One of the things Hufham said hospitality businesses are concerned about is getting people to come during the off season of November through March. After a recent restructuring of their team, Hufham said there are now two staff members dedicated to trying to book meetings at the convention center, particularly during those winter months.

“We’re working hard to fill those rooms,” Hufham said.

Some suggestions from the council were to capitalize on the burgeoning theatre district downtown (Mayor Pro-Tem Margaret Haynes noted the traditional theatre season runs opposite the summer tourist season) and to increase sports marketing, two areas that Hufham said the TDA is working on through partnerships with other groups and businesses.

The annual Beach2Battleship Triathlon, sponsored by PPD, is one of the biggest events in the area and is a boon to the downtown area in particular.

“We think currently that is the largest room night generator for the convention center,” Hufham said of the race, which attracts 2,300 competitors from all over the region, country and even globe. “And it’s a sporting event, it’s not necessarily a traditional convention.”
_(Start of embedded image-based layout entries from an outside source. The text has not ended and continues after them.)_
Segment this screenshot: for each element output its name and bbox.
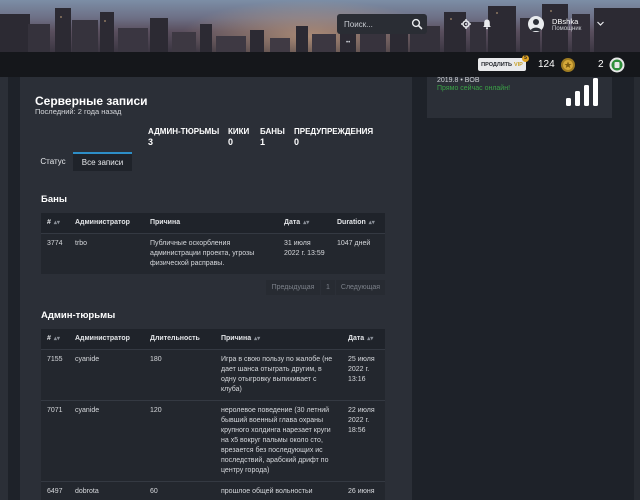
table-row: 6497 dobrota 60 прошлое общей вольностьи… xyxy=(41,480,385,500)
bans-title: Баны xyxy=(41,194,67,205)
ban-reason: Публичные оскорбления администрации прое… xyxy=(144,232,278,274)
gear-icon[interactable] xyxy=(460,18,472,30)
page-number[interactable]: 1 xyxy=(321,280,335,295)
stat-admin-jails: АДМИН-ТЮРЬМЫ 3 xyxy=(148,127,219,147)
stat-value: 3 xyxy=(148,137,154,147)
column-header-reason[interactable]: Причина ▴▾ xyxy=(215,329,342,349)
column-header-date[interactable]: Дата ▴▾ xyxy=(278,213,331,233)
ban-duration: 1047 дней xyxy=(331,232,385,274)
table-row: 7155 cyanide 180 Игра в свою пользу по ж… xyxy=(41,348,385,400)
page-title: Серверные записи xyxy=(35,94,148,108)
jail-id: 7155 xyxy=(41,348,69,400)
last-record-time: Последний: 2 года назад xyxy=(35,107,122,116)
jail-length: 60 xyxy=(144,480,215,500)
admin-jails-title: Админ-тюрьмы xyxy=(41,310,116,321)
tab-status[interactable]: Статус xyxy=(33,152,73,171)
medal-icon[interactable] xyxy=(559,56,577,74)
stat-label: БАНЫ xyxy=(260,127,285,136)
extend-vip-button[interactable]: ПРОДЛИТЬ VIP xyxy=(478,58,526,71)
jail-id: 6497 xyxy=(41,480,69,500)
table-row: 3774 trbo Публичные оскорбления админист… xyxy=(41,232,385,274)
stat-kicks: КИКИ 0 xyxy=(228,127,249,147)
table-row: 7071 cyanide 120 неролевое поведение (30… xyxy=(41,399,385,481)
vip-button-prefix: ПРОДЛИТЬ xyxy=(481,61,512,68)
tab-all-records[interactable]: Все записи xyxy=(73,152,132,171)
jail-admin: cyanide xyxy=(69,399,144,481)
online-widget-top: 2019.8 • BOB xyxy=(437,77,480,84)
left-rail xyxy=(0,77,8,500)
online-status: Прямо сейчас онлайн! xyxy=(437,85,511,92)
column-header-admin[interactable]: Администратор xyxy=(69,329,144,349)
column-header-id[interactable]: # ▴▾ xyxy=(41,213,69,233)
user-role: Помощник xyxy=(552,26,582,32)
stat-label: АДМИН-ТЮРЬМЫ xyxy=(148,127,220,136)
ban-date: 31 июля 2022 г. 13:59 xyxy=(278,232,331,274)
stat-warnings: ПРЕДУПРЕЖДЕНИЯ 0 xyxy=(294,127,373,147)
stat-bans: БАНЫ 1 xyxy=(260,127,285,147)
column-header-date[interactable]: Дата ▴▾ xyxy=(342,329,385,349)
scroll-indicator: •• xyxy=(346,40,351,46)
stat-label: КИКИ xyxy=(228,127,250,136)
column-header-length[interactable]: Длительность xyxy=(144,329,215,349)
search-input[interactable] xyxy=(337,19,407,29)
signal-bars-icon xyxy=(566,78,598,106)
stat-value: 0 xyxy=(294,137,300,147)
stat-value: 1 xyxy=(260,137,266,147)
header-banner xyxy=(0,0,640,52)
stat-label: ПРЕДУПРЕЖДЕНИЯ xyxy=(294,127,374,136)
column-header-admin[interactable]: Администратор xyxy=(69,213,144,233)
admin-jails-table: # ▴▾ Администратор Длительность Причина ▴▾… xyxy=(41,329,385,500)
jail-date: 22 июля 2022 г. 18:56 xyxy=(342,399,385,481)
shield-badge-icon[interactable] xyxy=(608,56,626,74)
ban-id: 3774 xyxy=(41,232,69,274)
jail-reason: прошлое общей вольностьи xyxy=(215,480,342,500)
jail-length: 180 xyxy=(144,348,215,400)
next-page-button[interactable]: Следующая xyxy=(336,280,385,295)
ban-admin: trbo xyxy=(69,232,144,274)
achievements-count: 2 xyxy=(598,59,604,70)
search-icon[interactable] xyxy=(411,18,423,30)
bell-icon[interactable] xyxy=(481,18,493,30)
avatar[interactable] xyxy=(528,16,544,32)
vip-button-word: VIP xyxy=(513,61,523,68)
previous-page-button[interactable]: Предыдущая xyxy=(266,280,320,295)
jail-admin: dobrota xyxy=(69,480,144,500)
column-header-reason[interactable]: Причина xyxy=(144,213,278,233)
jail-admin: cyanide xyxy=(69,348,144,400)
jail-length: 120 xyxy=(144,399,215,481)
column-header-id[interactable]: # ▴▾ xyxy=(41,329,69,349)
user-icon xyxy=(530,19,542,31)
reputation-count: 124 xyxy=(538,59,555,70)
user-name[interactable]: DBshka xyxy=(552,17,578,26)
chevron-down-icon[interactable] xyxy=(596,19,605,28)
jail-id: 7071 xyxy=(41,399,69,481)
vip-notification-badge: 5 xyxy=(522,55,529,62)
column-header-duration[interactable]: Duration ▴▾ xyxy=(331,213,385,233)
search-box[interactable] xyxy=(337,14,427,34)
jail-reason: неролевое поведение (30 летний бывший во… xyxy=(215,399,342,481)
jail-date: 26 июня xyxy=(342,480,385,500)
jail-date: 25 июля 2022 г. 13:16 xyxy=(342,348,385,400)
right-rail xyxy=(634,77,640,500)
bans-table: # ▴▾ Администратор Причина Дата ▴▾ Duratio… xyxy=(41,213,385,274)
stat-value: 0 xyxy=(228,137,234,147)
jail-reason: Игра в свою пользу по жалобе (не дает ша… xyxy=(215,348,342,400)
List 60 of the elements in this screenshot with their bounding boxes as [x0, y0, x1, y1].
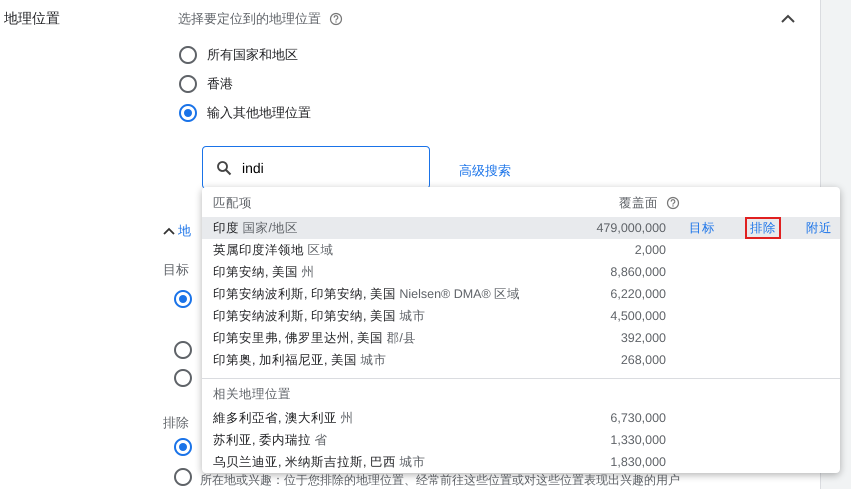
- radio-button[interactable]: [174, 341, 192, 359]
- location-action-link[interactable]: 目标: [684, 217, 720, 239]
- chevron-up-icon[interactable]: [780, 14, 796, 24]
- suggestion-row[interactable]: 印第安里弗, 佛罗里达州, 美国 郡/县 392,000: [202, 327, 840, 349]
- suggestion-row[interactable]: 維多利亞省, 澳大利亚 州 6,730,000: [202, 407, 840, 429]
- suggestion-row[interactable]: 乌贝兰迪亚, 米纳斯吉拉斯, 巴西 城市 1,830,000: [202, 451, 840, 473]
- radio-button[interactable]: [174, 438, 192, 456]
- location-action-link[interactable]: 附近: [801, 217, 837, 239]
- location-search-field[interactable]: indi: [202, 146, 430, 189]
- location-name: 印第安纳, 美国 州: [212, 264, 316, 280]
- chevron-up-icon[interactable]: [163, 227, 175, 235]
- column-header: 覆盖面: [619, 194, 658, 212]
- reach-value: 392,000: [620, 331, 666, 345]
- suggestion-row[interactable]: 印第安纳波利斯, 印第安纳, 美国 Nielsen® DMA® 区域 6,220,000: [202, 283, 840, 305]
- location-name: 印第安纳波利斯, 印第安纳, 美国 Nielsen® DMA® 区域: [212, 286, 522, 302]
- location-name: 印度 国家/地区: [212, 220, 299, 236]
- radio-label[interactable]: 所在地或兴趣：位于您排除的地理位置、经常前往这些位置或对这些位置表现出兴趣的用户: [200, 472, 680, 488]
- reach-value: 2,000: [634, 243, 666, 257]
- location-name: 維多利亞省, 澳大利亚 州: [212, 410, 354, 426]
- radio-button[interactable]: [174, 369, 192, 387]
- location-name: 英属印度洋领地 区域: [212, 242, 334, 258]
- section-title: 选择要定位到的地理位置: [178, 10, 321, 28]
- radio-button[interactable]: [179, 104, 197, 122]
- radio-label[interactable]: 香港: [207, 74, 233, 92]
- column-header: 匹配项: [212, 195, 253, 211]
- location-name: 印第安纳波利斯, 印第安纳, 美国 城市: [212, 308, 426, 324]
- reach-value: 6,220,000: [609, 287, 666, 301]
- reach-value: 6,730,000: [609, 411, 666, 425]
- target-label: 目标: [163, 261, 189, 279]
- radio-button[interactable]: [179, 46, 197, 64]
- section-label: 地理位置: [4, 10, 60, 26]
- suggestion-row[interactable]: 印第安纳波利斯, 印第安纳, 美国 城市 4,500,000: [202, 305, 840, 327]
- exclude-label: 排除: [163, 414, 189, 432]
- location-name: 印第安里弗, 佛罗里达州, 美国 郡/县: [212, 330, 417, 346]
- reach-value: 479,000,000: [595, 221, 666, 235]
- suggestion-row[interactable]: 印度 国家/地区 479,000,000 目标 排除 附近: [202, 217, 840, 239]
- radio-label[interactable]: 输入其他地理位置: [207, 104, 311, 122]
- radio-label[interactable]: 所有国家和地区: [207, 46, 298, 64]
- suggestion-row[interactable]: 印第安纳, 美国 州 8,860,000: [202, 261, 840, 283]
- help-icon[interactable]: [329, 12, 343, 26]
- location-name: 印第奥, 加利福尼亚, 美国 城市: [212, 352, 388, 368]
- reach-value: 4,500,000: [609, 309, 666, 323]
- help-icon[interactable]: [666, 196, 680, 210]
- reach-value: 8,860,000: [609, 265, 666, 279]
- reach-value: 1,830,000: [609, 455, 666, 469]
- radio-button[interactable]: [179, 74, 197, 92]
- suggestion-row[interactable]: 苏利亚, 委内瑞拉 省 1,330,000: [202, 429, 840, 451]
- suggestion-row[interactable]: 印第奥, 加利福尼亚, 美国 城市 268,000: [202, 349, 840, 371]
- reach-value: 268,000: [620, 353, 666, 367]
- search-icon: [216, 160, 232, 176]
- suggestion-row[interactable]: 英属印度洋领地 区域 2,000: [202, 239, 840, 261]
- radio-button[interactable]: [174, 290, 192, 308]
- related-heading: 相关地理位置: [212, 386, 292, 403]
- advanced-search-link[interactable]: 高级搜索: [459, 162, 511, 180]
- location-action-link[interactable]: 排除: [745, 217, 781, 239]
- location-name: 乌贝兰迪亚, 米纳斯吉拉斯, 巴西 城市: [212, 454, 426, 470]
- section-toggle-label[interactable]: 地: [178, 222, 191, 240]
- reach-value: 1,330,000: [609, 433, 666, 447]
- radio-button[interactable]: [174, 468, 192, 486]
- location-name: 苏利亚, 委内瑞拉 省: [212, 432, 328, 448]
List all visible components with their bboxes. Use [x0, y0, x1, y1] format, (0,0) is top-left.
Another event that will raise the Port City’s profile as a sporting destination will be the Wells Fargo Championship, scheduled to be played at Eagle Pointe Golf Club in Porters Neck in 2017. Normally played in Charlotte, the TDA has partnered with tournament organizers to begin advertising Wilmington as a premier vacation area. According to Hufham, money is already being set aside for television commercials to be aired during the tournament, and a full-page ad promoting the area will be placed in the 2016 championship’s program.

While the area’s weather and passion for athletic endeavors will help attract tournaments and teams, Councilmember Charlie Rivenbark brought up another issue.

“Something that’s missing in the equation is our lack of facilities. We just don’t have it,” Rivenbark said. “You can only attract so many people. We’re not getting the big [events].”

“That’s certainly something that I don’t know that this council or any council can overcome,” he continued. “We’ve got to have more facilities than we already have.”

Hufham acknowledged the problem, giving the example of the annual Beach Soccer Classic sponsored by the Wilmington Hammerheads Youth FC, which she said can’t expand any further because all the facilities are used to capacity.

Filling sporting venues, hotels and restaurants are what Hufham and her team aim to keep doing, however. By using the technology and social media available to them for advertising, as well as building on or creating new partnerships with other groups, the TDA is looking to improve upon their previous progress.

“[We] hope to continue to see, this upcoming year, another great year of growth for the tourism industry,” Hufham said.